Microsoft today released the third technical preview of Windows Server 2016 and System Center 2016, marking the first time the public can test Windows Server Containers.
The DevOps-enabling technology helps remove many of the bottlenecks that slow the business application deployment process, ultimately stifling innovation, Mike Schutz, general manager of Microsoft’s Cloud Platform, told eWEEK. “Developers and IT alike are under tremendous pressure to accelerate the speed and agility required to serve the business,” he said.
Noting that as enterprises discover that DevOps allows development teams and IT administrators to “work more closely together using common tooling, it is becoming a more mainstream way of doing things,” Schutz added. Featuring support for Windows Server Containers, the upcoming release of Windows Server 2016—due sometime in calendar year 2016—is expected to help popularize the agile application development and deployment model among Microsoft’s enterprise customer base.
Microsoft worked with Docker, lead commercial supporter of the open-source Docker application container virtualization platform, on its implementation of Windows Server Containers, Schutz said.
Containers help reduce “a lot of that friction that exists today, from dev to test to production,” noted Schutz. “They are quite popular with cloud developers, particularly those building cloud applications at scale. For the first time, IT pros and developers can test containers” using Windows Server, he added.
In terms of bringing developers onboard, the company announced new “Docker tooling for Visual Studio,” Schutz said.
“We are also introducing updates to Visual Studio and Visual Studio Online that make it possible for developers to use the tools they know and love to deploy the Windows Server Container experience,” the Microsoft Server and Cloud Platform Team wrote in an Aug. 19 blog post related to the announcement. “Available today, from Visual Studio, you can create a Windows Server Container host within Azure, publish your ASP.NET Web or console app to the newly built container, and then deploy it to a container host.”
The latest build of Windows Server 2016 also includes new software-defined networking (SDN) capabilities. A core component of the so-called software-defined data center, SDN virtualizes IT networking capabilities, allowing data center operators, and cloud providers in particular, to more flexibly manage their infrastructures compared to purely hardware-based implementations.

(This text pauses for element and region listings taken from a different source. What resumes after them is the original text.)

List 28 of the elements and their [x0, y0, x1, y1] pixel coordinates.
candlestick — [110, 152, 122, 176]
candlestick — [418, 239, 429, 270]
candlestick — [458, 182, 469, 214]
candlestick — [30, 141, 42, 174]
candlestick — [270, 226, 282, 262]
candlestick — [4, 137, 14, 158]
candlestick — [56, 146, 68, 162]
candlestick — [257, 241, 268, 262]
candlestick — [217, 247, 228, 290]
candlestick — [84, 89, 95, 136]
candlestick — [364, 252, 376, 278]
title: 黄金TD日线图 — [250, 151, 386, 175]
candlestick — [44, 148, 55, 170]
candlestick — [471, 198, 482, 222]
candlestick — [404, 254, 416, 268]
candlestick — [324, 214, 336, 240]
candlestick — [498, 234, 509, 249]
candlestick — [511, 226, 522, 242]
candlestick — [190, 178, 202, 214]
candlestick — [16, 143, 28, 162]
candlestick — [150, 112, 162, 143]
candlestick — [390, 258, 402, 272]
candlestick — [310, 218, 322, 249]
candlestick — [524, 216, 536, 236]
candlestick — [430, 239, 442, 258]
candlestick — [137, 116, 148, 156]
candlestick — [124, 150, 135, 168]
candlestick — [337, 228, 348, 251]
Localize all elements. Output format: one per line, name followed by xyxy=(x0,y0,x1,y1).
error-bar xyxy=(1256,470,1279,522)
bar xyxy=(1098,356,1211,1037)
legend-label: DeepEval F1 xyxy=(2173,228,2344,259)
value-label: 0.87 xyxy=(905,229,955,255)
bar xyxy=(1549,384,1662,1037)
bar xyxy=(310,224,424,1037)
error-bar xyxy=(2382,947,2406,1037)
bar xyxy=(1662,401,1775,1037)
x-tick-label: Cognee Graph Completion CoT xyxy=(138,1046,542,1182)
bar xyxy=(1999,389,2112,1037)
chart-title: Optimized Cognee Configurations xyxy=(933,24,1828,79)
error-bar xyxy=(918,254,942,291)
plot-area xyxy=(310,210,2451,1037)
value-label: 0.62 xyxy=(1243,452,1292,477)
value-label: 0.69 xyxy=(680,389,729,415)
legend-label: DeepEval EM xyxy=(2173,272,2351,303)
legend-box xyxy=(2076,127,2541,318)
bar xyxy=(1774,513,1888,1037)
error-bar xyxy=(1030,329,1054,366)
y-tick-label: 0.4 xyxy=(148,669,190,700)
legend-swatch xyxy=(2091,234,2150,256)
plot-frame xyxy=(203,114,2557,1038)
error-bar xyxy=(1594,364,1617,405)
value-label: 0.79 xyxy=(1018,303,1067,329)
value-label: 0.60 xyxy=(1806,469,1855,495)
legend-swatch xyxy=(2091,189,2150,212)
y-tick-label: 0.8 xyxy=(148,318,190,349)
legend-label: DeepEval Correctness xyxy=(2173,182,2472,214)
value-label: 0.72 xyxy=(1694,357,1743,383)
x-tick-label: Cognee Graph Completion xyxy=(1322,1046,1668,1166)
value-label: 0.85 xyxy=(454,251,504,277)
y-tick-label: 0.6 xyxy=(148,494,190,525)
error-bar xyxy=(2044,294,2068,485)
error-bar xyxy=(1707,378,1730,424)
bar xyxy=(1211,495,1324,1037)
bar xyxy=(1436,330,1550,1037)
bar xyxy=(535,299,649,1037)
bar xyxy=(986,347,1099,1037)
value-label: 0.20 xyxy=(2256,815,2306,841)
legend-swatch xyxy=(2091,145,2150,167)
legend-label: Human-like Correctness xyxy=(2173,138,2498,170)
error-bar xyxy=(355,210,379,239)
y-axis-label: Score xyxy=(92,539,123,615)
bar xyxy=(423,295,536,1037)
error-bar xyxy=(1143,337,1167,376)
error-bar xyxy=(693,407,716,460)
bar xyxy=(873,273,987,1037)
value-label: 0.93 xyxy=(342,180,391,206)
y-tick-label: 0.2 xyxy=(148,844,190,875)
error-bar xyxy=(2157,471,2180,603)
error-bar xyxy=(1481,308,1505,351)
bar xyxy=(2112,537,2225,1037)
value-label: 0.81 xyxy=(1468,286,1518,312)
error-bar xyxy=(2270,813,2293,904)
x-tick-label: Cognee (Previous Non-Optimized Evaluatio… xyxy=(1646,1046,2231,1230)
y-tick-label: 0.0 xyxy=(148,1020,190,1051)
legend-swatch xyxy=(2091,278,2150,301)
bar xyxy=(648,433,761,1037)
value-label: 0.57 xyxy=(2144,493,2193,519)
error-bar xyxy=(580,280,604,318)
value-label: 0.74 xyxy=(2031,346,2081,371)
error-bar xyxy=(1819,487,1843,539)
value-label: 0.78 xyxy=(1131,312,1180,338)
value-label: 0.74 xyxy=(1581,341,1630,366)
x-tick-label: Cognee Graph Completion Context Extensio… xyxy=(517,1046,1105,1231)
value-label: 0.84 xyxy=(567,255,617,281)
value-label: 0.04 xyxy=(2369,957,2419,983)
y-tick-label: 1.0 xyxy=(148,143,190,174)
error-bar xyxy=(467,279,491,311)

“Software-defined networking is a hot space right now,” Schutz said. “We’ve built a scalable network controller into Windows Server 2016.” A new software load balancer provides higher performance and high availability, he added.
Windows Server 2016 newfound SDN capabilities were inspired by the tech giant’s own experiences in operating a massive cloud infrastructure. “It’s cut from the same cloth that we deployed in Microsoft Azure. It’s battle-tested technology,” said Schutz.
Also available today is a major update to Nano Server, the “ultra-lightweight deployment option for Windows Server,” said Schutz. Previously deployable only on a virtual machine, today’s update adds the option to install the stripped-down OS on physical servers.